Eighteen months into the first phase of FLAL, girls in the same grade cohorts showed a 1.4 percentage point reduction in overweight or obesity risk—from 47.7% to roughly 46.3%—while boys saw a 1.2 percentage point drop from 52%. Even at six months, the trend was visible: girls had dropped by 0.9 percentage points and boys by 1.2 percentage points. These numbers may seem modest in isolation, but they represent real children, and they came remarkably fast.

Prof. Guillermo Paraje from Universidad Adolfo Ibáñez Business School, who led the research, notes this is groundbreaking territory. "Although individual national measures like sugar taxes on soft drinks have been associated with improved health outcomes, this is the first study to plausibly demonstrate that a package of policies can reduce early childhood overweight/obesity risk at the national level," Paraje says. The emphasis on "package" matters. One label alone might not move the needle. One school ban might not stick. But all three together, working on both supply and demand, seem to work.

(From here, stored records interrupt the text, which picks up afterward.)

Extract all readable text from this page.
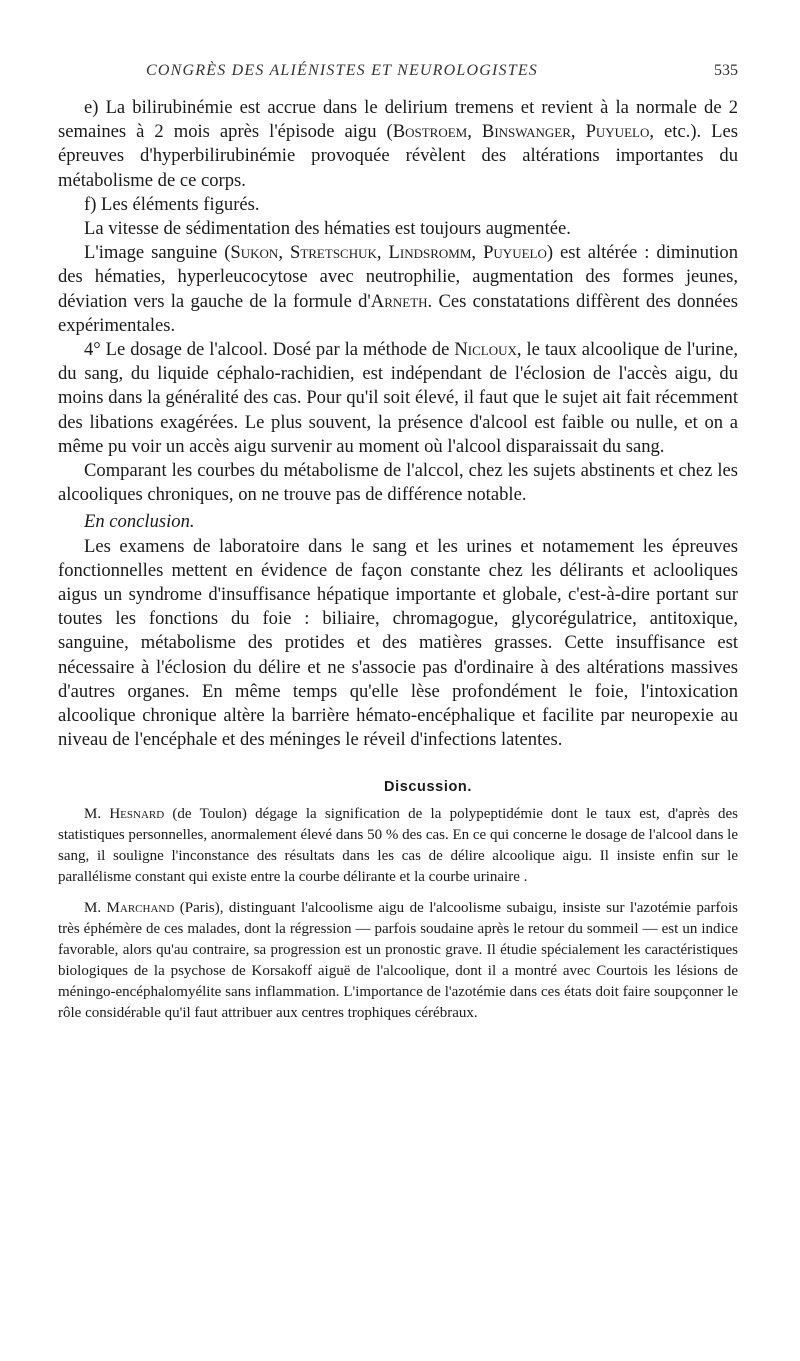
CONGRÈS DES ALIÉNISTES ET NEUROLOGISTES	535

e) La bilirubinémie est accrue dans le delirium tremens et revient à la normale de 2 semaines à 2 mois après l'épisode aigu (Bostroem, Binswanger, Puyuelo, etc.). Les épreuves d'hyperbilirubinémie provoquée révèlent des altérations importantes du métabolisme de ce corps.

f) Les éléments figurés.

La vitesse de sédimentation des hématies est toujours augmentée.

L'image sanguine (Sukon, Stretschuk, Lindsromm, Puyuelo) est altérée : diminution des hématies, hyperleucocytose avec neutrophilie, augmentation des formes jeunes, déviation vers la gauche de la formule d'Arneth. Ces constatations diffèrent des données expérimentales.

4° Le dosage de l'alcool. Dosé par la méthode de Nicloux, le taux alcoolique de l'urine, du sang, du liquide céphalo-rachidien, est indépendant de l'éclosion de l'accès aigu, du moins dans la généralité des cas. Pour qu'il soit élevé, il faut que le sujet ait fait récemment des libations exagérées. Le plus souvent, la présence d'alcool est faible ou nulle, et on a même pu voir un accès aigu survenir au moment où l'alcool disparaissait du sang.

Comparant les courbes du métabolisme de l'alccol, chez les sujets abstinents et chez les alcooliques chroniques, on ne trouve pas de différence notable.

En conclusion.

Les examens de laboratoire dans le sang et les urines et notamement les épreuves fonctionnelles mettent en évidence de façon constante chez les délirants et aclooliques aigus un syndrome d'insuffisance hépatique importante et globale, c'est-à-dire portant sur toutes les fonctions du foie : biliaire, chromagogue, glycorégulatrice, antitoxique, sanguine, métabolisme des protides et des matières grasses. Cette insuffisance est nécessaire à l'éclosion du délire et ne s'associe pas d'ordinaire à des altérations massives d'autres organes. En même temps qu'elle lèse profondément le foie, l'intoxication alcoolique chronique altère la barrière hémato-encéphalique et facilite par neuropexie au niveau de l'encéphale et des méninges le réveil d'infections latentes.

Discussion.

M. Hesnard (de Toulon) dégage la signification de la polypeptidémie dont le taux est, d'après des statistiques personnelles, anormalement élevé dans 50 % des cas. En ce qui concerne le dosage de l'alcool dans le sang, il souligne l'inconstance des résultats dans les cas de délire alcoolique aigu. Il insiste enfin sur le parallélisme constant qui existe entre la courbe délirante et la courbe urinaire .

M. Marchand (Paris), distinguant l'alcoolisme aigu de l'alcoolisme subaigu, insiste sur l'azotémie parfois très éphémère de ces malades, dont la régression — parfois soudaine après le retour du sommeil — est un indice favorable, alors qu'au contraire, sa progression est un pronostic grave. Il étudie spécialement les caractéristiques biologiques de la psychose de Korsakoff aiguë de l'alcoolique, dont il a montré avec Courtois les lésions de méningo-encéphalomyélite sans inflammation. L'importance de l'azotémie dans ces états doit faire soupçonner le rôle considérable qu'il faut attribuer aux centres trophiques cérébraux.
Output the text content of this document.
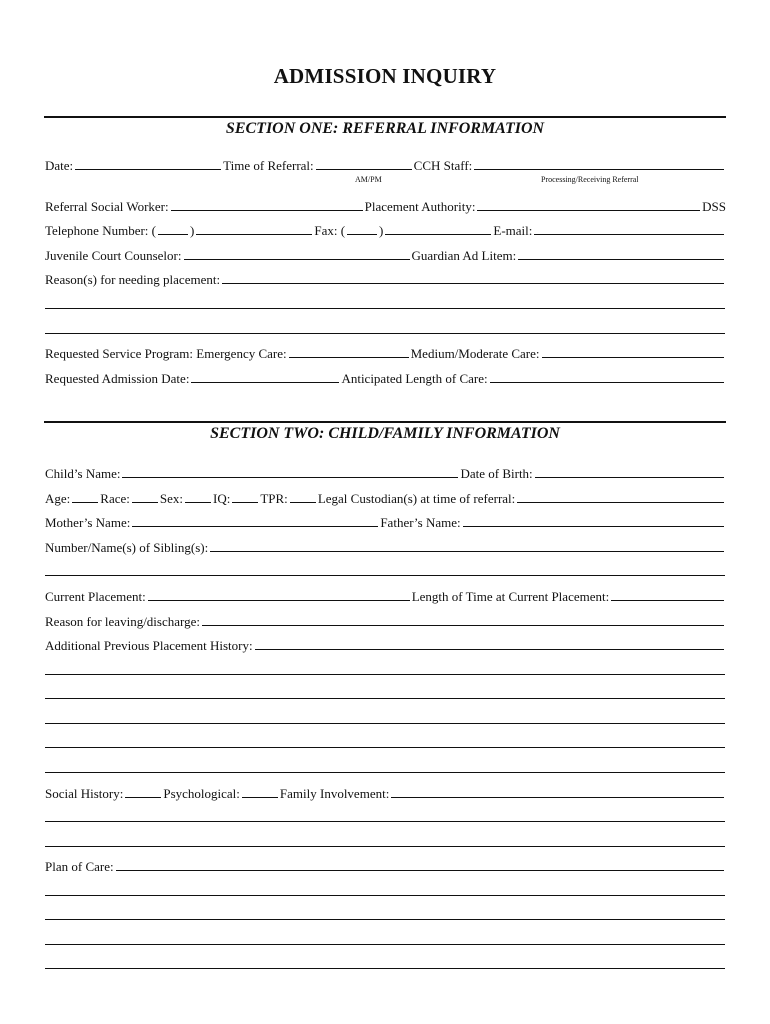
ADMISSION INQUIRY
SECTION ONE: REFERRAL INFORMATION
Date:	Time of Referral:	CCH Staff:
AM/PM	Processing/Receiving Referral
Referral Social Worker:	Placement Authority:	DSS
Telephone Number: (	)	Fax: (	)	E-mail:
Juvenile Court Counselor:	Guardian Ad Litem:
Reason(s) for needing placement:
Requested Service Program: Emergency Care:	Medium/Moderate Care:
Requested Admission Date:	Anticipated Length of Care:
SECTION TWO: CHILD/FAMILY INFORMATION
Child’s Name:	Date of Birth:
Age: Race: Sex: IQ: TPR: Legal Custodian(s) at time of referral:
Mother’s Name:	Father’s Name:
Number/Name(s) of Sibling(s):
Current Placement:	Length of Time at Current Placement:
Reason for leaving/discharge:
Additional Previous Placement History:
Social History:	Psychological:	Family Involvement:
Plan of Care:
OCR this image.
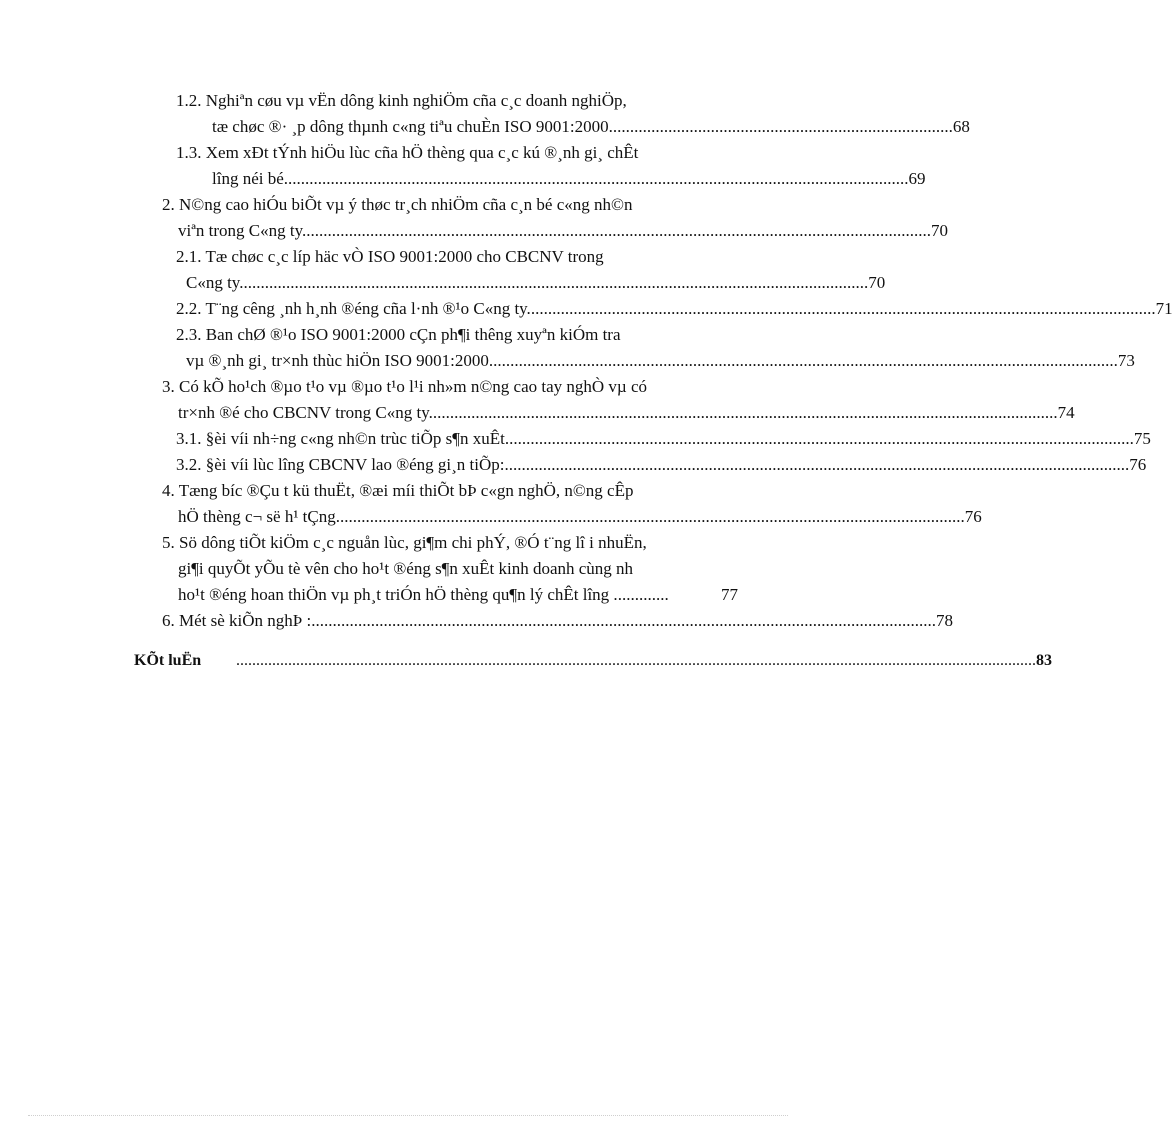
1.2. Nghiªn cøu vµ vËn dông kinh nghiÖm cña c¸c doanh nghiÖp,
tæ chøc ®· ¸p dông thµnh c«ng tiªu chuÈn ISO 9001:2000. ................................................................................ 68
1.3. Xem xÐt tÝnh hiÖu lùc cña hÖ thèng qua c¸c kú ®¸nh gi¸ chÊt
lîng néi bé ................................................................................................................................................... 69
2. N©ng cao hiÓu biÕt vµ ý thøc tr¸ch nhiÖm cña c¸n bé c«ng nh©n
viªn trong C«ng ty. ................................................................................................................................................... 70
2.1. Tæ chøc c¸c líp häc vÒ ISO 9001:2000 cho CBCNV trong
C«ng ty. ................................................................................................................................................... 70
2.2. T¨ng cêng ¸nh h¸nh ®éng cña l·nh ®¹o C«ng ty. ................................................................................................................................................... 71
2.3. Ban chØ ®¹o ISO 9001:2000 cÇn ph¶i thêng xuyªn kiÓm tra
vµ ®¸nh gi¸ tr×nh thùc hiÖn ISO 9001:2000. ................................................................................................................................................... 73
3. Có kÕ ho¹ch ®µo t¹o vµ ®µo t¹o l¹i nh»m n©ng cao tay nghÒ vµ có
tr×nh ®é cho CBCNV trong C«ng ty. ................................................................................................................................................... 74
3.1. §èi víi nh÷ng c«ng nh©n trùc tiÕp s¶n xuÊt. ................................................................................................................................................... 75
3.2. §èi víi lùc lîng CBCNV lao ®éng gi¸n tiÕp: ................................................................................................................................................... 76
4. Tæng bíc ®Çu t kü thuËt, ®æi míi thiÕt bÞ c«gn nghÖ, n©ng cÊp
hÖ thèng c¬ së h¹ tÇng. ................................................................................................................................................... 76
5. Sö dông tiÕt kiÖm c¸c nguån lùc, gi¶m chi phÝ, ®Ó t¨ng lî i nhuËn,
gi¶i quyÕt yÕu tè vên cho ho¹t ®éng s¶n xuÊt kinh doanh cùng nh
ho¹t ®éng hoan thiÖn vµ ph¸t triÓn hÖ thèng qu¶n lý chÊt lîng . ............	77
6. Mét sè kiÕn nghÞ : ................................................................................................................................................... 78
KÕt luËn	........................................................................................................................................................................................................ 83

What makes this particularly striking is the speed of impact. Children showed measurable improvement within months, not years. Dr. Nieves Valdes, Paraje's colleague, points out that even small reductions in childhood weight carry outsized long-term benefits. "Even a small weight reduction for children who have overweight or obesity is likely to bring meaningful long-term health benefits, given the strong links between childhood obesity and later risk of obesity, diabetes, hypertension and cardiovascular disease, as well as evidence that early prevention can substantially lower these risks."

The law didn't stop at Phase 1. Phases 2 and 3, introduced in 2018 and 2019, tightened limits even further, and early signs suggest the effect only grew—sales of labeled products dropped more sharply in Phase 2 than Phase 1. Chile's experiment suggests a path forward not just for a country wrestling with obesity, but for policymakers worldwide looking for proof that comprehensive, coordinated action on food policy actually works.